I’ve spoken with some of you since my previous email this morning about this issue, and I wanted to answer some questions to provide clarity on my personal position on this matter. I just want to make sure we’re clear on where I stand going into this next phase of finding a solution with the police department and the administration.
As you all know, over the last several months, I have been in constant dialogue with residents, business owners, and neighborhood organizations (many of you are receiving this email) to discuss how to resolve the ongoing overnight parking issue on W. Broad Street.
As you’ve probably seen, I work hard to make decisions based on research and founded in reason and common sense. I’m not one to make knee-jerk reactions or act impulsively, particularly when it involves the public’s safety and tax dollars. This situation has been no different.
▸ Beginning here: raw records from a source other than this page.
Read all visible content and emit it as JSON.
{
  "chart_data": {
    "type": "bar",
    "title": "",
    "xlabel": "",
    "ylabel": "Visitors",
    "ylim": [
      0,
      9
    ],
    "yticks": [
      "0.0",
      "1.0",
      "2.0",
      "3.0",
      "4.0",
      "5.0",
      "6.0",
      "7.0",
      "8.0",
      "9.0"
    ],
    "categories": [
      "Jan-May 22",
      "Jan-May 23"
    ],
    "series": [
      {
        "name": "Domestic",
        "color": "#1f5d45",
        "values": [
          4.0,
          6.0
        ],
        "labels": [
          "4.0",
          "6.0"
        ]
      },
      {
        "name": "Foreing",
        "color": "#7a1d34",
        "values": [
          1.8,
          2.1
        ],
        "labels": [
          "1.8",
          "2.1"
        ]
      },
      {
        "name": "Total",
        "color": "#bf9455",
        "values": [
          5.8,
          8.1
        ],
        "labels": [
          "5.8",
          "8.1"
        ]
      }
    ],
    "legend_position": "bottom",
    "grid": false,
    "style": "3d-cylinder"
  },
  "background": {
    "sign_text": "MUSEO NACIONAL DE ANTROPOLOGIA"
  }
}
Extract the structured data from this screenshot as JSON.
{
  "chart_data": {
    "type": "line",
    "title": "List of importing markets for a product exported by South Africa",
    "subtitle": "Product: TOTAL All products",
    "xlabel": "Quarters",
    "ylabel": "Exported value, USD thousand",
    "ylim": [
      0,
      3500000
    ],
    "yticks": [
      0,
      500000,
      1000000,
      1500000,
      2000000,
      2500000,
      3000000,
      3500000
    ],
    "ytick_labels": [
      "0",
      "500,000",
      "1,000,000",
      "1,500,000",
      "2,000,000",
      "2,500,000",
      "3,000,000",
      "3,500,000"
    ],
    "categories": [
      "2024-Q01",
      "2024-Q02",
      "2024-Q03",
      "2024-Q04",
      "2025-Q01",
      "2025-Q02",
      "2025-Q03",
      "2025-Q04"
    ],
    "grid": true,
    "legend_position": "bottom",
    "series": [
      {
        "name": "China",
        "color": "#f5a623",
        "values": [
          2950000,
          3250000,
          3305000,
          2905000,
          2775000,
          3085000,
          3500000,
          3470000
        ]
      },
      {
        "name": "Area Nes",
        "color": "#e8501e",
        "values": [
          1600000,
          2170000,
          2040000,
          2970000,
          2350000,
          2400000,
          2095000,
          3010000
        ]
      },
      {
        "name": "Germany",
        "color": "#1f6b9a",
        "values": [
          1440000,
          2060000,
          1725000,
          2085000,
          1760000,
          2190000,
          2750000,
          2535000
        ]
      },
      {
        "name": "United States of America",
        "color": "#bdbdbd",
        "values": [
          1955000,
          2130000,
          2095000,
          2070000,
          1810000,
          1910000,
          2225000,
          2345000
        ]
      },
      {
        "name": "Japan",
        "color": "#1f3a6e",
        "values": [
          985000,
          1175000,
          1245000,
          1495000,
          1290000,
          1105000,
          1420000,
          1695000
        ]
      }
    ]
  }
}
When the problem first arose in early June, I acted immediately to require the City administration to provide a reason within 45 days for the No Parking signs to stay or remove them. That period ended last week with a recommendation from the police and productive conversations with the administration were ongoing. The police department opposes the change and was proposing a different solution, but it has not been adopted.
In the meantime, several individuals have asked me if I have a personal opinion or preference on this ongoing issue. Yes, I do. I think the answer is clear.
My personal preference would be for the signs to be completely removed this week.
The police, the City Administration, the neighborhood businesses and civic associations should monitor the situation for a period of time to ensure there is not an uptick in crime in this area. If there is, we will have to review what steps to take, including posting new signs with different “no parking” hours or re-installing the signs with the current restrictions. I believe the daytime 2-hour parking signs should remain to ensure cars will not “camp out” on Broad.
With this in mind, I also believe the police should be given the opportunity to present a fact- or evidence-based reason for the currently proposed signs to be installed. Again, if there is a valid public safety concern, we should not ignore it.
Let us, as a community, take the time to meet and listen to what the police and administration have to say, and they, in turn, will hear from us. Dialogue and transparency are vital in making major decisions like this.
In the meantime, I am prepared to introduce an ordinance removing the signs if need be, but am hopeful we can come to a collective consensus and resolution without that being necessary.
If we truly are willing to work together, I believe the solution will be better than anyone simply imposing a solution on others.